Waiting after a Covid jab the other day I came across an "NHS" leaflet.

It included this gem of situation summary:
1 - National problem with insufficient detection and diagnosis
2 - Low patient awareness and understanding
3 - Incomplete knowledge amongst healthcare professional

A concerted action to fix those three problems would reduce the NHS T2D budget no end. #2 and #3 are two sides of the same coin. The target for #1 shoud be fatty liver and prediabetes.

P.S. The leaflet was about heart atrial fibrilation and stroke, but might as well have been about diabetes.
 
Waiting after a Covid jab the other day I came across an "NHS" leaflet.

It included this gem of situation summary:
1 - National problem with insufficient detection and diagnosis
2 - Low patient awareness and understanding
3 - Incomplete knowledge amongst healthcare professional

A concerted action to fix those three problems would reduce the NHS T2D budget no end. #2 and #3 are two sides of the same coin.
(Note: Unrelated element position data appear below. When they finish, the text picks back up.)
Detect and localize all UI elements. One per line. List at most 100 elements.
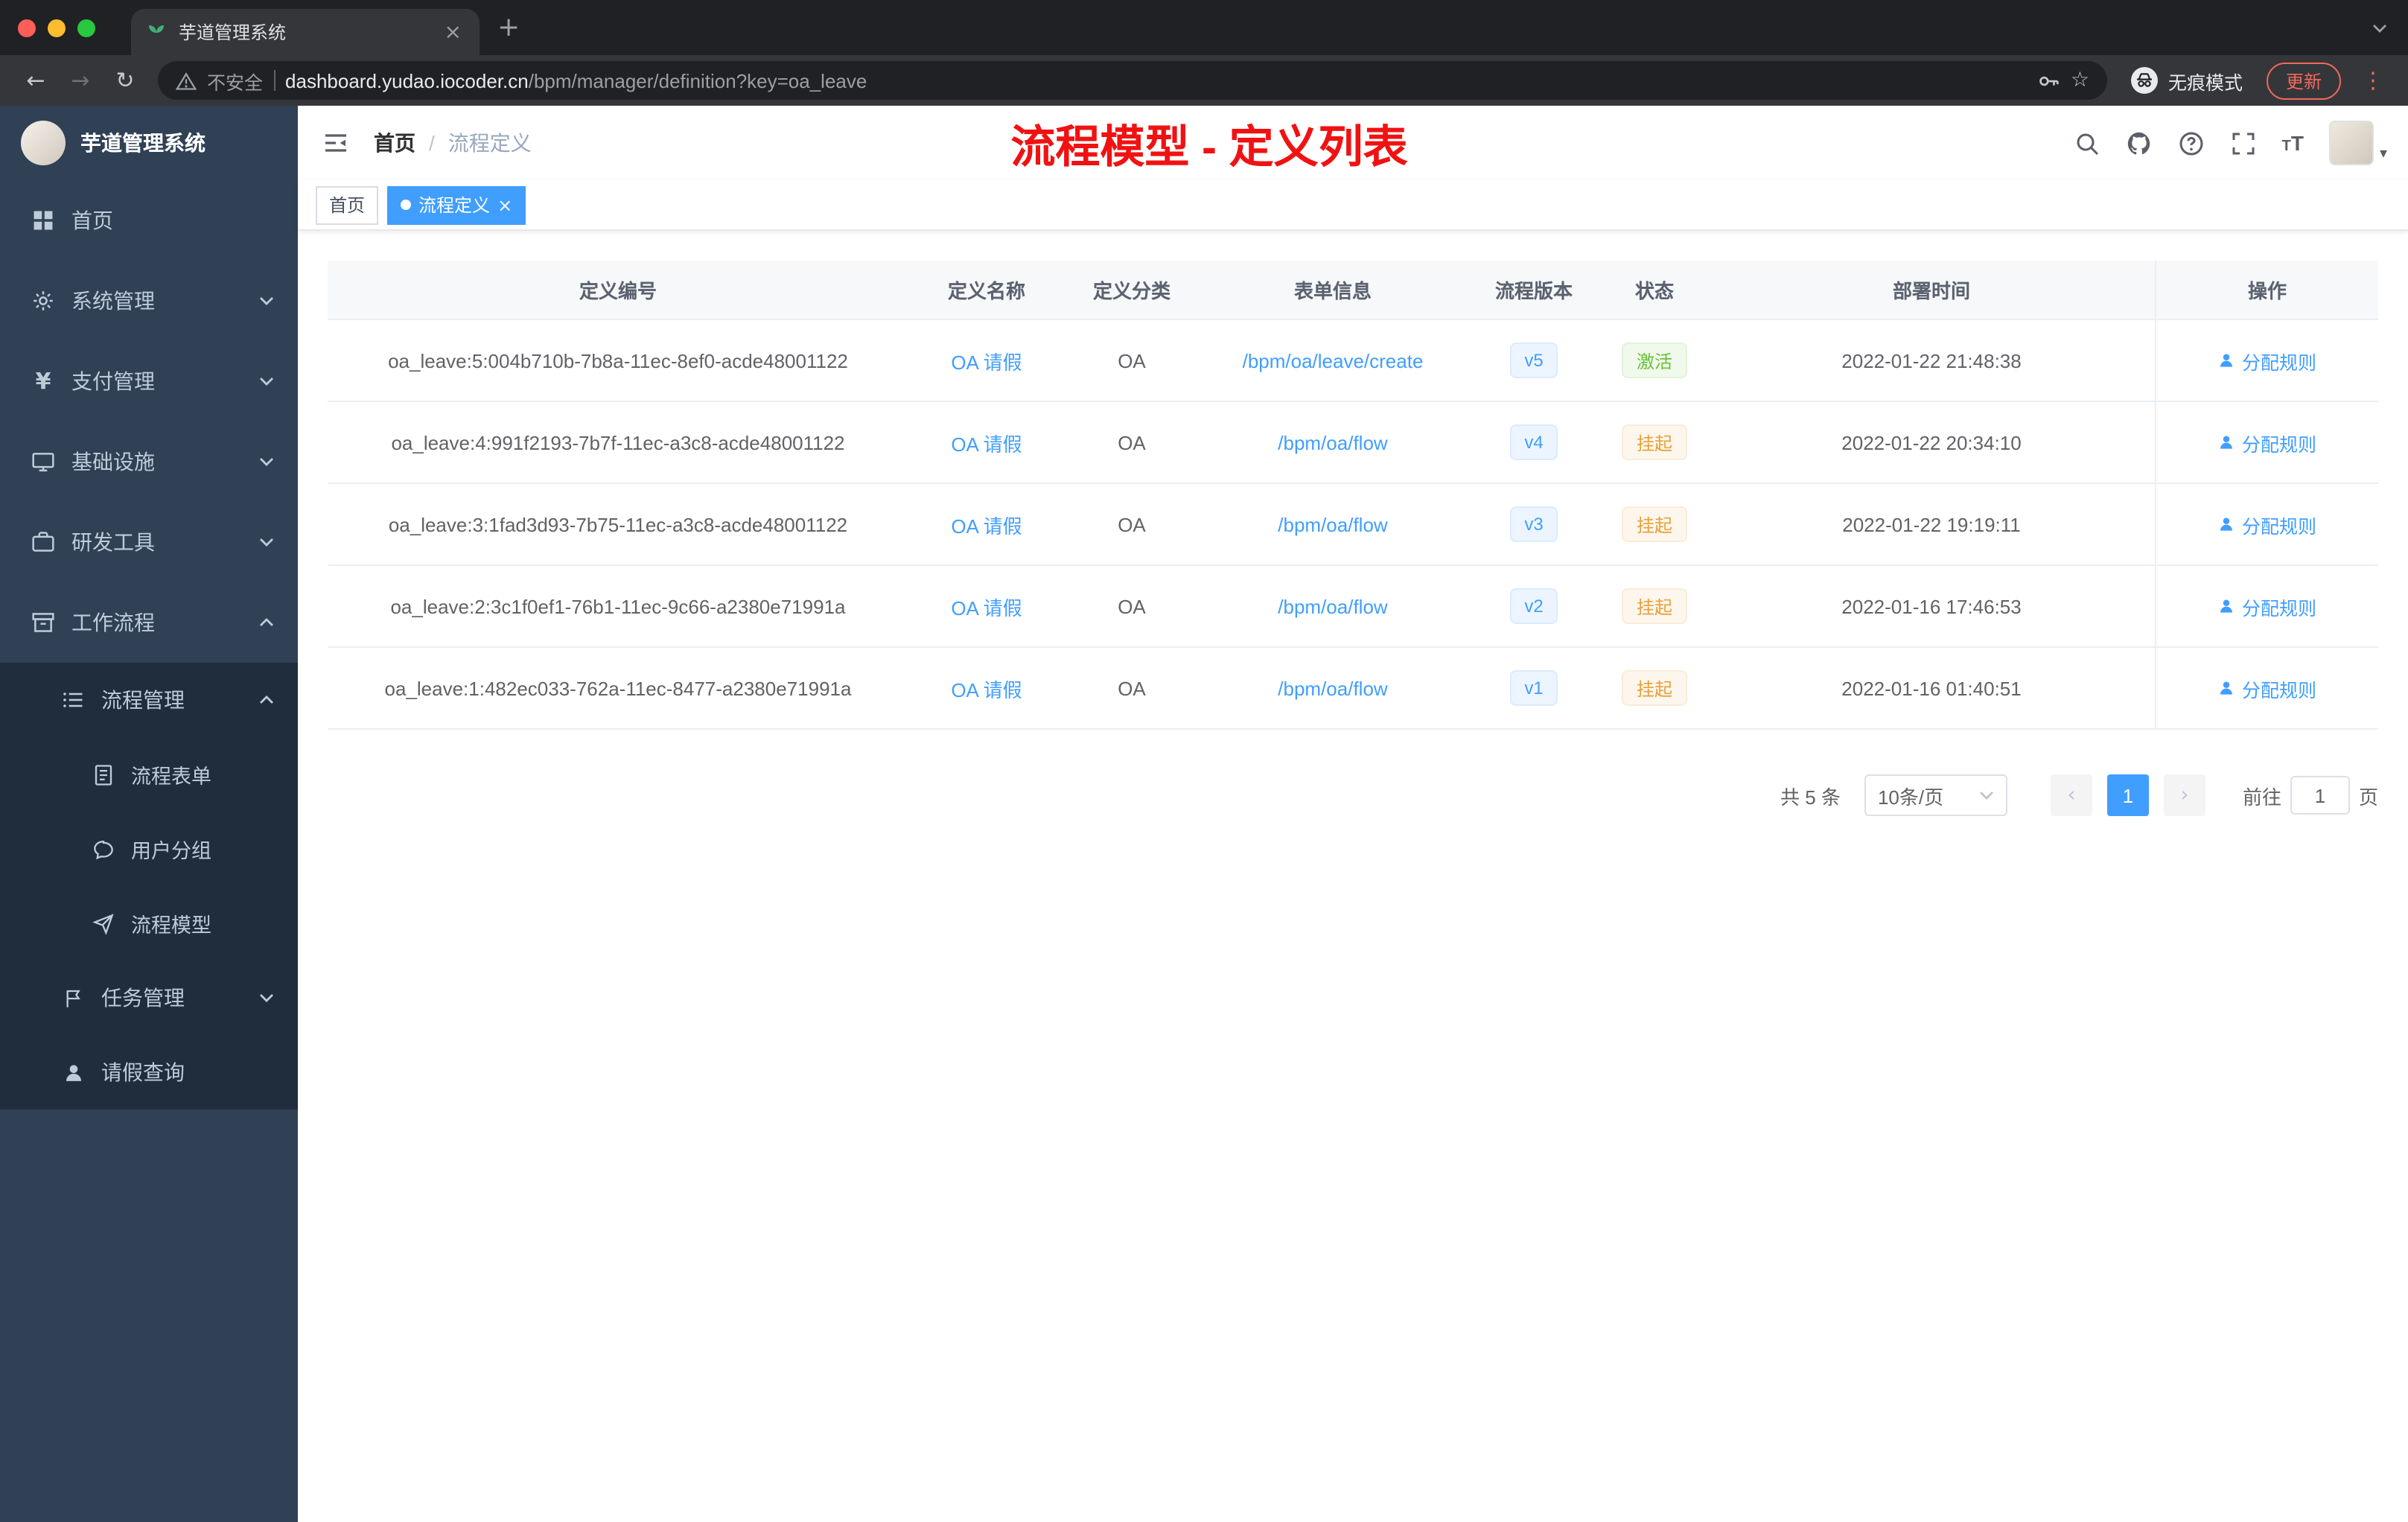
key-icon[interactable] [2038, 69, 2060, 92]
version-badge: v4 [1509, 424, 1558, 460]
definition-name-link[interactable]: OA 请假 [951, 346, 1022, 375]
status-badge: 挂起 [1621, 588, 1687, 624]
form-link[interactable]: /bpm/oa/leave/create [1243, 349, 1424, 372]
tag-process-definition[interactable]: 流程定义 × [387, 185, 526, 224]
address-bar[interactable]: 不安全 dashboard.yudao.iocoder.cn/bpm/manag… [158, 61, 2107, 100]
chevron-down-icon [1979, 792, 1993, 800]
sidebar-item-home[interactable]: 首页 [0, 180, 298, 261]
sidebar-item-workflow[interactable]: 工作流程 [0, 582, 298, 663]
form-link[interactable]: /bpm/oa/flow [1278, 513, 1387, 535]
sidebar-item-process-form[interactable]: 流程表单 [0, 737, 298, 812]
minimize-window-button[interactable] [48, 19, 66, 36]
user-icon [2220, 518, 2233, 531]
dashboard-icon [30, 207, 57, 234]
user-menu[interactable]: ▾ [2328, 121, 2387, 165]
logo-avatar [21, 121, 66, 165]
page-title-annotation: 流程模型 - 定义列表 [1010, 124, 1408, 173]
page-content: 定义编号 定义名称 定义分类 表单信息 流程版本 状态 部署时间 操作 oa_l… [298, 231, 2408, 1522]
page-number-button[interactable]: 1 [2106, 774, 2149, 816]
tab-close-icon[interactable]: × [442, 20, 465, 44]
table-row: oa_leave:1:482ec033-762a-11ec-8477-a2380… [328, 648, 2378, 730]
definition-id: oa_leave:5:004b710b-7b8a-11ec-8ef0-acde4… [388, 349, 848, 372]
sidebar-item-process-model[interactable]: 流程模型 [0, 886, 298, 961]
table-row: oa_leave:2:3c1f0ef1-76b1-11ec-9c66-a2380… [328, 566, 2378, 648]
prev-page-button[interactable]: ‹ [2050, 774, 2092, 816]
caret-down-icon: ▾ [2379, 146, 2387, 162]
sidebar-item-task-management[interactable]: 任务管理 [0, 961, 298, 1035]
definition-category: OA [1118, 595, 1146, 617]
status-badge: 挂起 [1621, 424, 1687, 460]
zoom-window-button[interactable] [77, 19, 95, 36]
table-row: oa_leave:3:1fad3d93-7b75-11ec-a3c8-acde4… [328, 484, 2378, 566]
toolbox-icon [30, 529, 57, 555]
sidebar-item-process-management[interactable]: 流程管理 [0, 663, 298, 737]
window-controls [0, 19, 110, 36]
table-header-row: 定义编号 定义名称 定义分类 表单信息 流程版本 状态 部署时间 操作 [328, 261, 2378, 320]
browser-menu-icon[interactable]: ⋮ [2353, 67, 2393, 94]
sidebar-item-system[interactable]: 系统管理 [0, 261, 298, 341]
tab-search-chevron-icon[interactable] [2351, 23, 2408, 32]
forward-button[interactable]: → [60, 67, 101, 94]
form-link[interactable]: /bpm/oa/flow [1278, 677, 1387, 699]
assign-rule-link[interactable]: 分配规则 [2218, 346, 2316, 375]
screen: 芋道管理系统 × + ← → ↻ 不安全 dashboard.yudao.ioc… [0, 0, 2408, 1522]
bookmark-star-icon[interactable]: ☆ [2071, 69, 2089, 92]
search-icon[interactable] [2074, 130, 2100, 156]
definition-category: OA [1118, 513, 1146, 535]
next-page-button[interactable]: › [2163, 774, 2205, 816]
definition-name-link[interactable]: OA 请假 [951, 510, 1022, 538]
user-icon [2220, 354, 2233, 367]
user-avatar[interactable] [2328, 121, 2374, 165]
chevron-up-icon [259, 695, 274, 704]
logo-title: 芋道管理系统 [80, 131, 206, 155]
url-path: /bpm/manager/definition?key=oa_leave [528, 69, 867, 92]
pagination-total: 共 5 条 [1780, 786, 1841, 808]
hamburger-icon[interactable] [298, 130, 374, 156]
sidebar-item-payment[interactable]: ¥ 支付管理 [0, 341, 298, 421]
definition-category: OA [1118, 431, 1146, 453]
header-actions: TT ▾ [2074, 121, 2408, 165]
sidebar-item-infrastructure[interactable]: 基础设施 [0, 421, 298, 502]
user-icon [2220, 681, 2233, 695]
close-window-button[interactable] [18, 19, 36, 36]
assign-rule-link[interactable]: 分配规则 [2218, 428, 2316, 456]
definition-name-link[interactable]: OA 请假 [951, 674, 1022, 702]
incognito-badge: 无痕模式 [2130, 66, 2243, 95]
page-size-select[interactable]: 10条/页 [1864, 774, 2007, 816]
new-tab-button[interactable]: + [480, 13, 538, 41]
table-row: oa_leave:5:004b710b-7b8a-11ec-8ef0-acde4… [328, 320, 2378, 402]
incognito-label: 无痕模式 [2167, 72, 2243, 93]
deploy-time: 2022-01-16 17:46:53 [1841, 595, 2022, 617]
sidebar-logo: 芋道管理系统 [0, 106, 298, 180]
breadcrumb-home[interactable]: 首页 [374, 128, 415, 158]
update-button[interactable]: 更新 [2266, 62, 2341, 99]
tag-home[interactable]: 首页 [316, 185, 379, 224]
goto-page-input[interactable] [2290, 776, 2350, 815]
font-size-icon[interactable]: TT [2282, 131, 2304, 155]
breadcrumb-current: 流程定义 [447, 131, 532, 155]
status-badge: 激活 [1621, 343, 1687, 378]
help-icon[interactable] [2178, 130, 2205, 156]
definition-name-link[interactable]: OA 请假 [951, 592, 1022, 620]
fullscreen-icon[interactable] [2230, 130, 2257, 156]
browser-tab[interactable]: 芋道管理系统 × [131, 9, 480, 55]
tag-close-icon[interactable]: × [497, 196, 512, 214]
github-icon[interactable] [2126, 130, 2153, 156]
browser-toolbar: ← → ↻ 不安全 dashboard.yudao.iocoder.cn/bpm… [0, 55, 2408, 106]
col-header-id: 定义编号 [579, 280, 657, 302]
table-row: oa_leave:4:991f2193-7b7f-11ec-a3c8-acde4… [328, 402, 2378, 484]
sidebar-item-leave-query[interactable]: 请假查询 [0, 1035, 298, 1109]
definition-id: oa_leave:1:482ec033-762a-11ec-8477-a2380… [384, 677, 852, 699]
gear-icon [30, 287, 57, 314]
send-icon [89, 910, 116, 937]
sidebar-item-user-group[interactable]: 用户分组 [0, 812, 298, 886]
assign-rule-link[interactable]: 分配规则 [2218, 510, 2316, 538]
back-button[interactable]: ← [15, 67, 57, 94]
form-link[interactable]: /bpm/oa/flow [1278, 595, 1387, 617]
assign-rule-link[interactable]: 分配规则 [2218, 674, 2316, 702]
reload-button[interactable]: ↻ [104, 67, 146, 94]
definition-name-link[interactable]: OA 请假 [951, 428, 1022, 456]
form-link[interactable]: /bpm/oa/flow [1278, 431, 1387, 453]
sidebar-item-devtools[interactable]: 研发工具 [0, 502, 298, 582]
assign-rule-link[interactable]: 分配规则 [2218, 592, 2316, 620]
The target for #1 shoud be fatty liver and prediabetes.

P.S. The leaflet was about heart atrial fibrilation and stroke, but might as well have been about diabetes.
Interestingly, significant weight loss in many cases reverses atrial fibrillation as well. It has in my case. At least I haven't had any apparent case of it in nearly a year. Excess weight, and in particular visceral and ectopic fat are very bad boys.